Last updated on May 14, 2017
If you missed part 1, find it here.
As I mentioned in the last post, finding a balance between pantsing and plotting was elusive and frustrating. So, I decided to take off my pants.
Taking Off My Pants
Well, not exactly, but I did read Libbie Hawker’s ebook, Take Off Your Pants!: Outline Your Books for Faster, Better Writing.
Faster? Yes, please. All of my outlining was starting to feel like a way avoid actually writing. However, I didn’t want to just pants the book thing again and end up where I’d started. I also knew that the first draft of Flight of the Ceo San, which I’d written with a bare-bones structure, was in way better shape than that of Strange Bedfellows.
Take Off Your Pants, a short 108 pages, turned out to be just what I needed. Hawker’s three-legged story structure and five-element story core made sense to me, but more than that, after she explains her theory, she shows step by step how she used her formula to outline her own novel. Her explanation of pacing helped to explain the structure of a scene to me in a way that clicked and that turns out to naturally fit with other Goal/Conflict/Disaster structures that I’ve read about.
Her elements, in the form of thwarts and displaying flaws, made sense for me in a way that plot points and pinch points don’t, even though they could be defined as the same thing. Pinch points can be easy to spot once their written, but telling myself to write a pinch point, a scene in which “everything changes for the character,” just seemed vague. “Show your character’s flaw in action,” as paraphrased from Take Off Your Pants—THAT I can do.
I outlined the Strange Bedfellows rewrite as I read Hawker’s book and finished over the course of two or three one-and-a-half-hour writing sessions. My outline was short, only 807 words.
Things really began to come together after that.

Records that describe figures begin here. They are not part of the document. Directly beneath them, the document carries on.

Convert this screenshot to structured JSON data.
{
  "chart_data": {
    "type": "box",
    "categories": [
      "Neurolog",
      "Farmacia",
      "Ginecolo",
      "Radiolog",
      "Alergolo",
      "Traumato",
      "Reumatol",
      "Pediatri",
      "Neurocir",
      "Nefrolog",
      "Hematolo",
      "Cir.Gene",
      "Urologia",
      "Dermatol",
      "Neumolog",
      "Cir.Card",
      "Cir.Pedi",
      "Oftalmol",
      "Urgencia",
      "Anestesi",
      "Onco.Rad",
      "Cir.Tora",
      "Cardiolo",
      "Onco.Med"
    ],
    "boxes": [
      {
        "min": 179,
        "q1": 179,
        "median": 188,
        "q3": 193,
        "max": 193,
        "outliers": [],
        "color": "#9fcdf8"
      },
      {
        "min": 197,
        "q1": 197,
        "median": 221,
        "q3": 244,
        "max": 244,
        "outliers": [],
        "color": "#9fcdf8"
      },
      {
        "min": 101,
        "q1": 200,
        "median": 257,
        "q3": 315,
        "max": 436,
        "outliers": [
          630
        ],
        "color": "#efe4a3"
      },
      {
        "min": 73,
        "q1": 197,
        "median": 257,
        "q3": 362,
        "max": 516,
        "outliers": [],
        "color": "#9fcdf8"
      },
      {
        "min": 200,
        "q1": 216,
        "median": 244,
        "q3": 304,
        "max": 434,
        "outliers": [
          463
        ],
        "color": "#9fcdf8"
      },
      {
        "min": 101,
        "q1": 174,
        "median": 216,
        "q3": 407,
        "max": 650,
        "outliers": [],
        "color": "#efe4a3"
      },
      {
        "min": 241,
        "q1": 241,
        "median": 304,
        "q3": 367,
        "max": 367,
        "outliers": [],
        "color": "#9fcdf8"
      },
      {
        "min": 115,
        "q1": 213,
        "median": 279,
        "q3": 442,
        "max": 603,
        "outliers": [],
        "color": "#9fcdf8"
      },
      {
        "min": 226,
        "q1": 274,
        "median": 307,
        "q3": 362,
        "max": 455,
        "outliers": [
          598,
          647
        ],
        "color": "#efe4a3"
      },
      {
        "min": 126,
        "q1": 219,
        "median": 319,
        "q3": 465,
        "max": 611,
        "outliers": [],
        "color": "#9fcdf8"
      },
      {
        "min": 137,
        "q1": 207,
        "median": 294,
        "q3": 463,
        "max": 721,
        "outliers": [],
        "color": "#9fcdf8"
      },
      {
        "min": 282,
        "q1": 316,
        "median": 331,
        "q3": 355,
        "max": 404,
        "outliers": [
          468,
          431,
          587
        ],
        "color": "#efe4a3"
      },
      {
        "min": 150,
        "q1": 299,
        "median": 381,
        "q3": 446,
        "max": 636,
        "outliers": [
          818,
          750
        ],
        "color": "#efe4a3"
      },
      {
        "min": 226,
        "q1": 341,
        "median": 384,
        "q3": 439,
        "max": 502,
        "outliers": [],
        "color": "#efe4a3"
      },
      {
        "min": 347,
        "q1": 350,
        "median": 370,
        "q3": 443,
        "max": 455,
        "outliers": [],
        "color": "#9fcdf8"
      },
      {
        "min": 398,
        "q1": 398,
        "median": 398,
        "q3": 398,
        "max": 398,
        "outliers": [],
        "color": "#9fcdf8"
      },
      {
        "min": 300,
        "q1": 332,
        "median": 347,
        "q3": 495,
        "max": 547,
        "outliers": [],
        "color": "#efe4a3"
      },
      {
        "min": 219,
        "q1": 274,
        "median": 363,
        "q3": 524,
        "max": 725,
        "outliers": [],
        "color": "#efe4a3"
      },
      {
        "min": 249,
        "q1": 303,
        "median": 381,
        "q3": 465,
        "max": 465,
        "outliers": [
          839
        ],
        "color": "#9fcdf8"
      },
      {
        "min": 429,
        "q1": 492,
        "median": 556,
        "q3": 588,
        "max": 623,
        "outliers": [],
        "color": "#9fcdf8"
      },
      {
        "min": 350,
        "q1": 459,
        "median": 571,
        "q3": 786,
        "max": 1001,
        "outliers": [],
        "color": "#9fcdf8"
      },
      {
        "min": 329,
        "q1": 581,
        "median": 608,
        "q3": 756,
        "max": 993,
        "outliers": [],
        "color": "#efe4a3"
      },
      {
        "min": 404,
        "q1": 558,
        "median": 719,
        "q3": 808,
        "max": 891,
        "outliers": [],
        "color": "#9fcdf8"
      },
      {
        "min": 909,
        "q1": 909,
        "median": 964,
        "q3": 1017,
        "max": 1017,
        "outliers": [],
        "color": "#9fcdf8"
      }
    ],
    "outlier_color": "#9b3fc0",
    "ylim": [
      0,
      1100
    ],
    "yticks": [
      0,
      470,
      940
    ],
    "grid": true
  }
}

Using my shiny new outline, I moved on to writing scenes on index cards, a la Rachael Stephen, complete with the Conflict/Motive/Effect plus Setting on each one. All the while, the information I had learned from my character interviews was swimming around in my head, making them tangible entities. So, after spending most of January and more than half of February on this whole process, I was ready to write again. It was a glorious feeling.

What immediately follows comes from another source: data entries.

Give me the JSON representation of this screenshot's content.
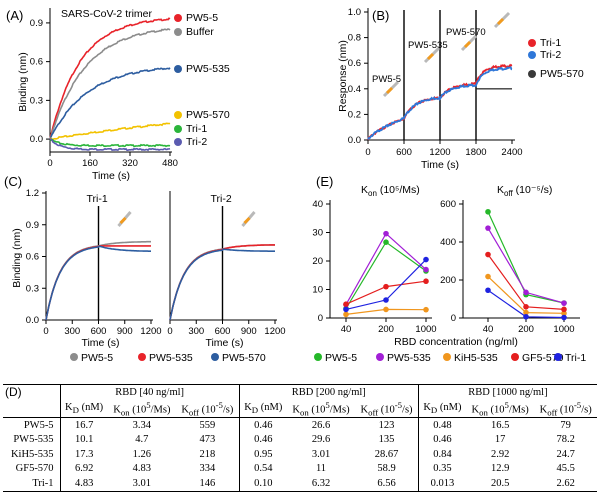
{
  "panels": {
    "a": {
      "label": "(A)",
      "title": "SARS-CoV-2  trimer",
      "ylabel": "Binding (nm)",
      "xlabel": "Time (s)",
      "yticks": [
        "0.9",
        "0.6",
        "0.3",
        "0.0"
      ],
      "xticks": [
        "0",
        "160",
        "320",
        "480"
      ]
    },
    "b": {
      "label": "(B)",
      "ylabel": "Response (nm)",
      "xlabel": "Time (s)",
      "yticks": [
        "1.0",
        "0.8",
        "0.6",
        "0.4",
        "0.2",
        "0.0"
      ],
      "xticks": [
        "0",
        "600",
        "1200",
        "1800",
        "2400"
      ],
      "annotations": [
        "PW5-5",
        "PW5-535",
        "PW5-570"
      ]
    },
    "c": {
      "label": "(C)",
      "ylabel": "Binding (nm)",
      "xlabel": "Time (s)",
      "yticks": [
        "1.2",
        "0.9",
        "0.6",
        "0.3",
        "0.0"
      ],
      "xticks": [
        "0",
        "300",
        "600",
        "900",
        "1200"
      ],
      "subtitles": [
        "Tri-1",
        "Tri-2"
      ]
    },
    "e": {
      "label": "(E)",
      "xlabel": "RBD concentration (ng/ml)",
      "kon_title_main": "K",
      "kon_title_sub": "on",
      "kon_title_rest": " (10⁵/Ms)",
      "koff_title_main": "K",
      "koff_title_sub": "off",
      "koff_title_rest": " (10⁻⁵/s)",
      "kon_yticks": [
        "40",
        "30",
        "20",
        "10",
        "0"
      ],
      "koff_yticks": [
        "600",
        "400",
        "200",
        "0"
      ],
      "xticks": [
        "40",
        "200",
        "1000"
      ]
    },
    "d": {
      "label": "(D)"
    }
  },
  "colors": {
    "red": "#e8232a",
    "gray": "#8c8c8c",
    "blue": "#2d5da0",
    "yellow": "#f2c200",
    "green": "#2bb53b",
    "purple": "#5b5bb0",
    "e_green": "#25b829",
    "e_purple": "#a21fd6",
    "e_orange": "#f0961e",
    "e_red": "#e41e1e",
    "e_blue": "#1e22e0",
    "b_blue": "#2f77d8",
    "b_dark": "#3a3a3a"
  },
  "chart_data": [
    {
      "id": "A",
      "type": "line",
      "title": "SARS-CoV-2  trimer",
      "xlabel": "Time (s)",
      "ylabel": "Binding (nm)",
      "xlim": [
        0,
        480
      ],
      "ylim": [
        -0.1,
        1.0
      ],
      "series": [
        {
          "name": "PW5-5",
          "color": "red",
          "end": 0.93,
          "tau": 120
        },
        {
          "name": "Buffer",
          "color": "gray",
          "end": 0.85,
          "tau": 140
        },
        {
          "name": "PW5-535",
          "color": "blue",
          "end": 0.55,
          "tau": 150
        },
        {
          "name": "PW5-570",
          "color": "yellow",
          "end": 0.12,
          "tau": 900
        },
        {
          "name": "Tri-1",
          "color": "green",
          "end": -0.05,
          "tau": 200
        },
        {
          "name": "Tri-2",
          "color": "purple",
          "end": -0.08,
          "tau": 200
        }
      ]
    },
    {
      "id": "B",
      "type": "line",
      "xlabel": "Time (s)",
      "ylabel": "Response (nm)",
      "xlim": [
        0,
        2400
      ],
      "ylim": [
        0,
        1.0
      ],
      "phase_times": [
        600,
        1200,
        1800
      ],
      "series": [
        {
          "name": "Tri-1",
          "color": "red",
          "levels": [
            0.17,
            0.33,
            0.44,
            0.58
          ]
        },
        {
          "name": "Tri-2",
          "color": "b_blue",
          "levels": [
            0.17,
            0.33,
            0.43,
            0.56
          ]
        },
        {
          "name": "PW5-570",
          "color": "b_dark",
          "levels": [
            0.4
          ]
        }
      ]
    },
    {
      "id": "C",
      "type": "line",
      "xlabel": "Time (s)",
      "ylabel": "Binding (nm)",
      "xlim": [
        0,
        1200
      ],
      "ylim": [
        0,
        1.2
      ],
      "switch_time": 600,
      "subplots": [
        {
          "title": "Tri-1",
          "base": 0.7,
          "post": {
            "PW5-5": 0.74,
            "PW5-535": 0.7,
            "PW5-570": 0.65
          }
        },
        {
          "title": "Tri-2",
          "base": 0.67,
          "post": {
            "PW5-5": 0.71,
            "PW5-535": 0.71,
            "PW5-570": 0.65
          }
        }
      ],
      "legend": [
        {
          "name": "PW5-5",
          "color": "gray"
        },
        {
          "name": "PW5-535",
          "color": "red"
        },
        {
          "name": "PW5-570",
          "color": "blue"
        }
      ]
    },
    {
      "id": "E",
      "type": "line",
      "xlabel": "RBD concentration (ng/ml)",
      "categories": [
        "40",
        "200",
        "1000"
      ],
      "kon": {
        "ylim": [
          0,
          40
        ],
        "series": {
          "PW5-5": [
            3.34,
            26.6,
            16.5
          ],
          "PW5-535": [
            4.7,
            29.6,
            17
          ],
          "KiH5-535": [
            1.26,
            3.01,
            2.92
          ],
          "GF5-570": [
            4.83,
            11,
            12.9
          ],
          "Tri-1": [
            3.01,
            6.32,
            20.5
          ]
        }
      },
      "koff": {
        "ylim": [
          0,
          600
        ],
        "series": {
          "PW5-5": [
            559,
            123,
            79
          ],
          "PW5-535": [
            473,
            135,
            78.2
          ],
          "KiH5-535": [
            218,
            28.67,
            24.7
          ],
          "GF5-570": [
            334,
            58.9,
            45.5
          ],
          "Tri-1": [
            146,
            6.56,
            2.62
          ]
        }
      },
      "legend": [
        {
          "name": "PW5-5",
          "color": "e_green"
        },
        {
          "name": "PW5-535",
          "color": "e_purple"
        },
        {
          "name": "KiH5-535",
          "color": "e_orange"
        },
        {
          "name": "GF5-570",
          "color": "e_red"
        },
        {
          "name": "Tri-1",
          "color": "e_blue"
        }
      ]
    }
  ],
  "table": {
    "groups": [
      "RBD [40 ng/ml]",
      "RBD [200 ng/ml]",
      "RBD [1000 ng/ml]"
    ],
    "rows": [
      {
        "name": "PW5-5",
        "values": [
          "16.7",
          "3.34",
          "559",
          "0.46",
          "26.6",
          "123",
          "0.48",
          "16.5",
          "79"
        ]
      },
      {
        "name": "PW5-535",
        "values": [
          "10.1",
          "4.7",
          "473",
          "0.46",
          "29.6",
          "135",
          "0.46",
          "17",
          "78.2"
        ]
      },
      {
        "name": "KiH5-535",
        "values": [
          "17.3",
          "1.26",
          "218",
          "0.95",
          "3.01",
          "28.67",
          "0.84",
          "2.92",
          "24.7"
        ]
      },
      {
        "name": "GF5-570",
        "values": [
          "6.92",
          "4.83",
          "334",
          "0.54",
          "11",
          "58.9",
          "0.35",
          "12.9",
          "45.5"
        ]
      },
      {
        "name": "Tri-1",
        "values": [
          "4.83",
          "3.01",
          "146",
          "0.10",
          "6.32",
          "6.56",
          "0.013",
          "20.5",
          "2.62"
        ]
      }
    ]
  }
}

My paranormal romance is now a solid urban fantasy with lots of series potential that it didn’t have before. It has a new name: Blood Mastery. The characters are still there, but it is a completely different novel. The second protagonist has taken a backseat to the first and has changed so much that I renamed her. The story went from third person point of view to first person.
What I learned is that for me, less is more. I do need to at least dig deeply into my main characters to give them their own unique voices, but I get impatient with too much outlining, and when I get impatient, I start to lose my motivation for writing—not good.
So for me, outlining is good as long as there is not too much of it. My new method makes sense for me personally, and I’ll likely continue to use it in the future. The Hero’s Journey structure was extremely helpful, but not every novel I write will be a hero’s journey.
With my scene cards, I have a brief road map to get me started writing every day. I have pacing and Motive/Conflict/Effect to consider after I write each scene to make sure that I have hit all of the relevant points. No more staring at the screen, going What was I thinking there? Now, what am I supposed to write?
Will it pay off? I will know for sure only when this draft is finished and I send it to some readers, but I have a good feeling.
Lessons for You
What I’m not saying is that you should forget all of the other advice and run out and buy Take Off Your Pants. You can if you want to, but what I’m really saying is do your research. Put in the time learning, but when something clearly isn’t working for you and starts to feel like nothing but a grind, try something else.
Like any experience, you can learn what works for you only if you go through the process and try new things. Like that little slider on an old-fashioned standing scale, slide back and forth between pantsing and plotting until you reach your own personal balance. Just as your weight changes, that balance may change from book to book and along your writing journey. Wherever you end up, you will take bits from each path that you have explored and mix them with your own authorly instincts to create a unique voice and a unique method, forging a new path that is just different enough to be yours alone.
Explore, learn, do well, and keep writing.
Are you a plotter or a pantser? What tricks have you used to find your balance?